Second Life – students, mentors, guest presenters, administrators and others will meet on the BreakThru Island. Second Life is a virtual world where users create their own avatars (representations of themselves) that move and interact with others and the environment. Besides serving as a mentoring platform, it will also enable communication among the BreakThru community. Everyone will be given training in using Second Life as an interactive learning environment.

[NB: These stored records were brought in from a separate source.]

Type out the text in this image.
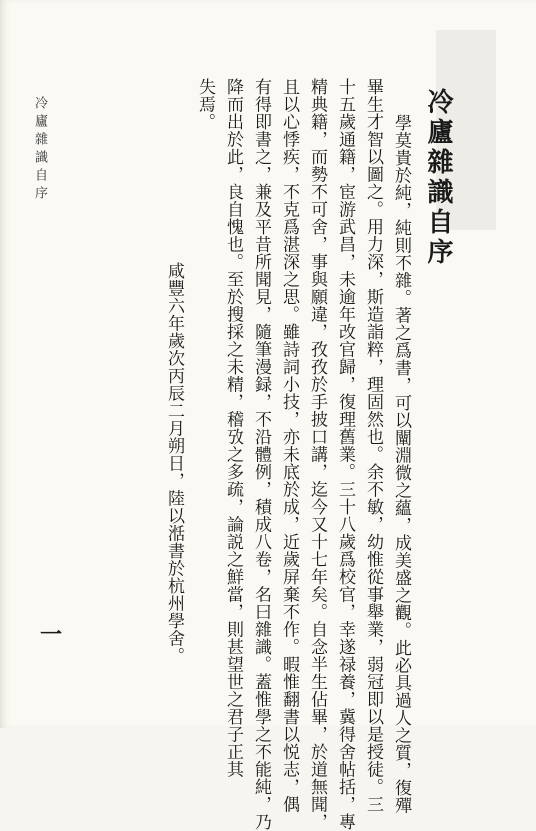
冷廬雜識自序
學莫貴於純，純則不雜。著之爲書，可以闡淵微之蘊，成美盛之觀。此必具過人之質，復殫
畢生才智以圖之。用力深，斯造詣粹，理固然也。余不敏，幼惟從事舉業，弱冠即以是授徒。三
十五歲通籍，宦游武昌，未逾年改官歸，復理舊業。三十八歲爲校官，幸遂禄養，冀得舍帖括，專
精典籍，而勢不可舍，事與願違，孜孜於手披口講，迄今又十七年矣。自念半生佔畢，於道無聞，
且以心悸疾，不克爲湛深之思。雖詩詞小技，亦未底於成，近歲屏棄不作。暇惟翻書以悦志，偶
有得即書之，兼及平昔所聞見，隨筆漫録，不沿體例，積成八卷，名曰雜識。蓋惟學之不能純，乃
降而出於此，良自愧也。至於搜採之未精，稽攷之多疏，論説之鮮當，則甚望世之君子正其
失焉。
咸豐六年歲次丙辰二月朔日，陸以湉書於杭州學舍。
冷廬雜識自序
一
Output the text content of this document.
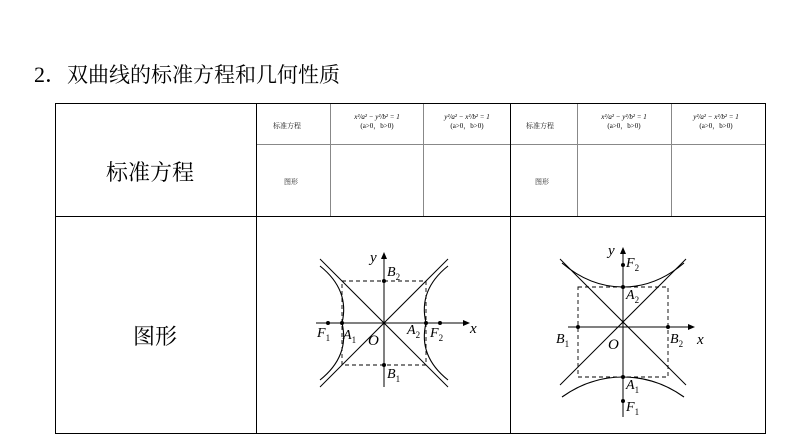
2．双曲线的标准方程和几何性质
标准方程
图形
标准方程
图形
x²/a² − y²/b² = 1
(a>0，b>0)
y²/a² − x²/b² = 1
(a>0，b>0)	标准方程
图形
x²/a² − y²/b² = 1
(a>0，b>0)
y²/a² − x²/b² = 1
(a>0，b>0)
x
y
O
$F_1$ $A_1$
$A_2$ $F_2$
$B_2$
$B_1$
x
y
O
$F_2$
$A_2$
$A_1$
$F_1$
$B_1$	$B_2$
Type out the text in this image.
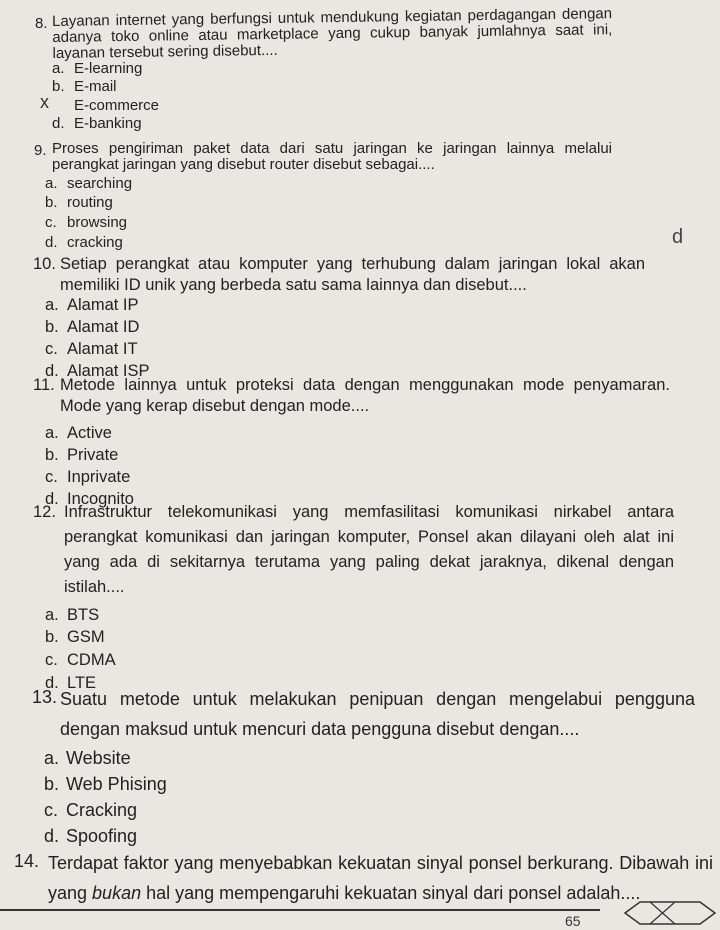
8. Layanan internet yang berfungsi untuk mendukung kegiatan perdagangan dengan adanya toko online atau marketplace yang cukup banyak jumlahnya saat ini, layanan tersebut sering disebut....
a. E-learning
b. E-mail
E-commerce
x
d. E-banking
9. Proses pengiriman paket data dari satu jaringan ke jaringan lainnya melalui perangkat jaringan yang disebut router disebut sebagai....
a. searching
b. routing
c. browsing
d. cracking
10. Setiap perangkat atau komputer yang terhubung dalam jaringan lokal akan memiliki ID unik yang berbeda satu sama lainnya dan disebut....
a. Alamat IP
b. Alamat ID
c. Alamat IT
d. Alamat ISP
d
11. Metode lainnya untuk proteksi data dengan menggunakan mode penyamaran. Mode yang kerap disebut dengan mode....
a. Active
b. Private
c. Inprivate
d. Incognito
12. Infrastruktur telekomunikasi yang memfasilitasi komunikasi nirkabel antara perangkat komunikasi dan jaringan komputer, Ponsel akan dilayani oleh alat ini yang ada di sekitarnya terutama yang paling dekat jaraknya, dikenal dengan istilah....
a. BTS
b. GSM
c. CDMA
d. LTE
13. Suatu metode untuk melakukan penipuan dengan mengelabui pengguna dengan maksud untuk mencuri data pengguna disebut dengan....
a. Website
b. Web Phising
c. Cracking
d. Spoofing
14. Terdapat faktor yang menyebabkan kekuatan sinyal ponsel berkurang. Dibawah ini yang bukan hal yang mempengaruhi kekuatan sinyal dari ponsel adalah....
65
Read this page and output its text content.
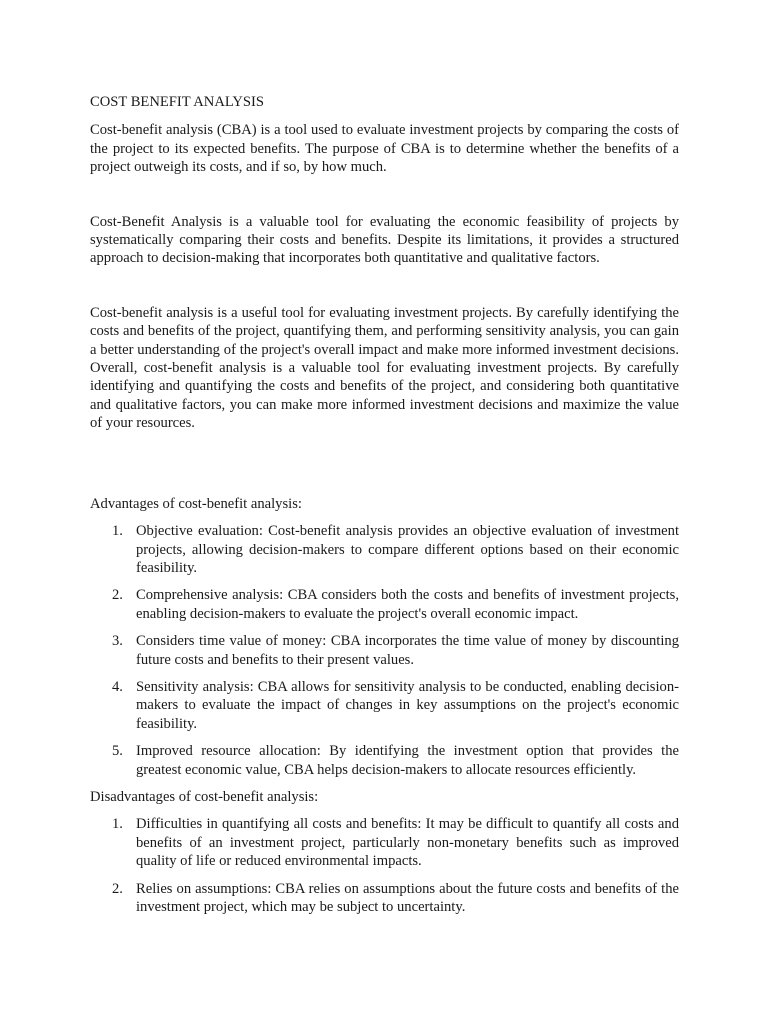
COST BENEFIT ANALYSIS

Cost-benefit analysis (CBA) is a tool used to evaluate investment projects by comparing the costs of the project to its expected benefits. The purpose of CBA is to determine whether the benefits of a project outweigh its costs, and if so, by how much.

Cost-Benefit Analysis is a valuable tool for evaluating the economic feasibility of projects by systematically comparing their costs and benefits. Despite its limitations, it provides a structured approach to decision-making that incorporates both quantitative and qualitative factors.

Cost-benefit analysis is a useful tool for evaluating investment projects. By carefully identifying the costs and benefits of the project, quantifying them, and performing sensitivity analysis, you can gain a better understanding of the project's overall impact and make more informed investment decisions. Overall, cost-benefit analysis is a valuable tool for evaluating investment projects. By carefully identifying and quantifying the costs and benefits of the project, and considering both quantitative and qualitative factors, you can make more informed investment decisions and maximize the value of your resources.

Advantages of cost-benefit analysis:
1. Objective evaluation: Cost-benefit analysis provides an objective evaluation of investment projects, allowing decision-makers to compare different options based on their economic feasibility.
2. Comprehensive analysis: CBA considers both the costs and benefits of investment projects, enabling decision-makers to evaluate the project's overall economic impact.
3. Considers time value of money: CBA incorporates the time value of money by discounting future costs and benefits to their present values.
4. Sensitivity analysis: CBA allows for sensitivity analysis to be conducted, enabling decision-makers to evaluate the impact of changes in key assumptions on the project's economic feasibility.
5. Improved resource allocation: By identifying the investment option that provides the greatest economic value, CBA helps decision-makers to allocate resources efficiently.
Disadvantages of cost-benefit analysis:
1. Difficulties in quantifying all costs and benefits: It may be difficult to quantify all costs and benefits of an investment project, particularly non-monetary benefits such as improved quality of life or reduced environmental impacts.
2. Relies on assumptions: CBA relies on assumptions about the future costs and benefits of the investment project, which may be subject to uncertainty.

The top 25 degrees and median salaries (2009) are listed below.*

Degree Starting Median Salary
Aerospace Engineering $59,600
Chemical Engineering $65,700
Computer Engineering $61,700
Electrical Engineering $60,200
Economics $50,200
Physics $51,100
Mechanical Engineering $58,900
Computer Science $56,400
Industrial Engineering $57,100
Environmental Engineering $53,400
Statistics $48,600
Biochemistry $41,700
Mathematics $47,000
Civil Engineering $55,100
Construction Management $53,400
Finance $48,500
Management of Information Systems $51,900
Computing and Information Systems $50,900
Geology $45,100
Chemistry $42,900
Marketing $41,500
International Relations $41,400
Industrial Technology $49,500
Environmental Science $43,900
Architecture $42,900

Black Widow Nebula in Space

*From the PayScale.com 2009 survey on the best college bachelor's degrees according to salary.

Even a quick glance will show that these are all STEM degrees. You can search the Internet and find other lists that include one or two non-STEM degrees, but overwhelmingly, to be employed with a bachelor’s degree, your best choice is a STEM discipline.

There are exceptions to everything, but if you are undecided about the future, think seriously about majoring in STEM.

Flexibility of Career:

A STEM degree does not lock you into only one future path. Professionals with STEM degrees find it easier than those with degrees in humanities to switch careers. Professionals in STEM can become teachers/professors, entrepreneurs, corporate executives, research, authors, environmentalists. But even professionals in the arts need or use STEM to create everything from cave paintings to laser shows and virtual worlds.